Muzan Kibutsuji: el primer Demonio
Muzan Kibutsuji fue en su origen un ser humano enfermo, débil y condenado a una muerte temprana.
Durante un tratamiento médico experimental, recibió una medicina destinada a curarlo, pero el proceso tuvo un efecto inesperado: su cuerpo dejó de deteriorarse y comenzó a cambiar de forma irreversible.
Tras esa transformación, Muzan desarrolló una condición nueva: su organismo se volvió inmortal a nivel celular, capaz de regenerarse y adaptarse constantemente. Sin embargo, esta nueva naturaleza tenía un precio: la necesidad de consumir humanos para sobrevivir y mantener su estabilidad.
A partir de este cambio, Muzan descubrió una habilidad única: podía transmitir su propia sangre a otros humanos, provocando en ellos una transformación que daría origen a lo que serían denominados Demonios. Este proceso le permitió convertirse en el origen de toda la especie demoníaca.
Origen y transformación de los demonios
Conociendo ya un poco a Muzan podemos comprender que los demonios en Demon Slayer no nacen como tales. Son humanos que han sido transformados mediante su sangre. Este proceso provoca cambios profundos:
- Pérdida parcial de la memoria humana
- Aumento extremo de fuerza y regeneración
- Necesidad de alimentarse de humanos
- Adaptación física del cuerpo a formas inhumanas
La transformación no es igual para todos. Algunos conservan fragmentos de su identidad anterior, mientras que otros pierden casi por completo su humanidad.
Cuanta más sangre de Muzan reciben, más poderosos se vuelven, pero también más dependientes de él.

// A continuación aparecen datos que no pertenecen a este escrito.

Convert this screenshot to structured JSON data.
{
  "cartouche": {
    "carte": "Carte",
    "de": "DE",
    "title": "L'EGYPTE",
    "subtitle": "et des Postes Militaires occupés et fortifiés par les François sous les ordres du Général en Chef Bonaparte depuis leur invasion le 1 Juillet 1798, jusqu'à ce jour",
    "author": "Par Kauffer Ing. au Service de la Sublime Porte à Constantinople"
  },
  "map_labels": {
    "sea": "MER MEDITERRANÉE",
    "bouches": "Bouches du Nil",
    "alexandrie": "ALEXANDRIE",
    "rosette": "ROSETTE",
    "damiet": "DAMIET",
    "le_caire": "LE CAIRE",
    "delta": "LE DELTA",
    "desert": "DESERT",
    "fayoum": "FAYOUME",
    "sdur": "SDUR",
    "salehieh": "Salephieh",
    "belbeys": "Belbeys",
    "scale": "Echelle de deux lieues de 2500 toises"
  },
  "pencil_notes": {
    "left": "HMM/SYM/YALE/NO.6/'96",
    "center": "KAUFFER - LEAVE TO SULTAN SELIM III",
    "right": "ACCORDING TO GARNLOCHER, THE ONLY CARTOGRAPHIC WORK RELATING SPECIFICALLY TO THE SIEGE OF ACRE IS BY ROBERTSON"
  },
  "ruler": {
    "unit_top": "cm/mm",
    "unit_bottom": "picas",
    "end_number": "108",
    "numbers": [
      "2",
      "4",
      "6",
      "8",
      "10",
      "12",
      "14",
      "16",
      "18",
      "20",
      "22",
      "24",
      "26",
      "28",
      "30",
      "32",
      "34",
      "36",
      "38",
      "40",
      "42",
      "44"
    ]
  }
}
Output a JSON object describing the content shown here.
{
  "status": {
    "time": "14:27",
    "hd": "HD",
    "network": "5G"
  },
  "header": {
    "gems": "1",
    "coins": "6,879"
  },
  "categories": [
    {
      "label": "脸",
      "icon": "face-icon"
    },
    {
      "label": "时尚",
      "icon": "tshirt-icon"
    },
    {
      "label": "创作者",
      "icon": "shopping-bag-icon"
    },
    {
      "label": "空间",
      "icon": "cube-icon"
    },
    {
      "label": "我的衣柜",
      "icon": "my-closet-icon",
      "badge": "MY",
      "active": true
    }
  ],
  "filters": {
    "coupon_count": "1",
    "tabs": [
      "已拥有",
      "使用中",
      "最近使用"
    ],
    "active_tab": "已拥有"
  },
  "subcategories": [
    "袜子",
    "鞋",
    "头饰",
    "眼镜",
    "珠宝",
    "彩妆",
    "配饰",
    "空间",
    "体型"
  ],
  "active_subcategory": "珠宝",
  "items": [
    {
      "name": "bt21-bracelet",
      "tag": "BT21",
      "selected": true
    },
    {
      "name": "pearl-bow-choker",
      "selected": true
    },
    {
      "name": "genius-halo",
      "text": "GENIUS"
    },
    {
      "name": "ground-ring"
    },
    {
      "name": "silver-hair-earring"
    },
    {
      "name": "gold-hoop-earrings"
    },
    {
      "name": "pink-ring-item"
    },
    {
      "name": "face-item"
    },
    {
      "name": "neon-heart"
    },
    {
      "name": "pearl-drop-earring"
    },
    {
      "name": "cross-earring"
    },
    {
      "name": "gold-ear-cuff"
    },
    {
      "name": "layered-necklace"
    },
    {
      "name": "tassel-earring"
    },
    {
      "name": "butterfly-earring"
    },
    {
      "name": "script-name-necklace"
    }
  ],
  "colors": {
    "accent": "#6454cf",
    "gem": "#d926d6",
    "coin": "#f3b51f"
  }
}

Habilidades y debilidades de los demonios
Los demonios poseen una serie de habilidades comunes que los convierten en seres extremadamente peligrosos:
- Regeneración acelerada: pueden curar heridas graves en segundos
- Fuerza sobrehumana: superan ampliamente la capacidad física humana
- Inmortalidad parcial: no envejecen de forma normal
- Manipulación corporal: algunos pueden modificar su forma o extender su cuerpo
Sin embargo, también tienen debilidades claras:
- La luz solar los destruye completamente
- Las heridas causadas por espadas especiales pueden eliminarlos si alcanzan la decapitación
Estas limitaciones definen el equilibrio de poder dentro de su mundo.

Las Doce Lunas Demoníacas: la élite demoníaca
Las Doce Lunas Demoníacas son los demonios más poderosos creados directamente por Muzan. Se dividen en dos grupos:
Lunas Superiores
Son los demonios más fuertes del mundo. Han recibido una mayor cantidad de sangre de Muzan, lo que incrementa su poder de forma significativa.
Su nivel de combate los sitúa en la cima de la jerarquía demoníaca.
Lunas Inferiores
Son demonios de menor rango que las Lunas Superiores dentro de la organización.
Aunque poseen habilidades superiores a los demonios comunes, son más débiles en comparación con la élite.
La clasificación no depende de la antigüedad, sino de fuerza. Cuanto menor es el número asignado dentro de las Lunas, mayor es su poder.
Jerarquía y creación
La estructura demoníaca está completamente controlada por Muzan. Él decide quién se convierte en demonio, quién recibe más poder y quién forma parte de las Lunas Demoníacas. Esto convierte todo el sistema en una extensión directa de su voluntad.
Los demonios en Demon Slayer son el resultado directo de la transformación iniciada por Muzan Kibutsuji, un humano convertido en el primer ser demoníaco.
A partir de él se crea toda una especie jerárquica basada en poder, sangre y control absoluto, donde las Doce Lunas representan la cúspide de su creación.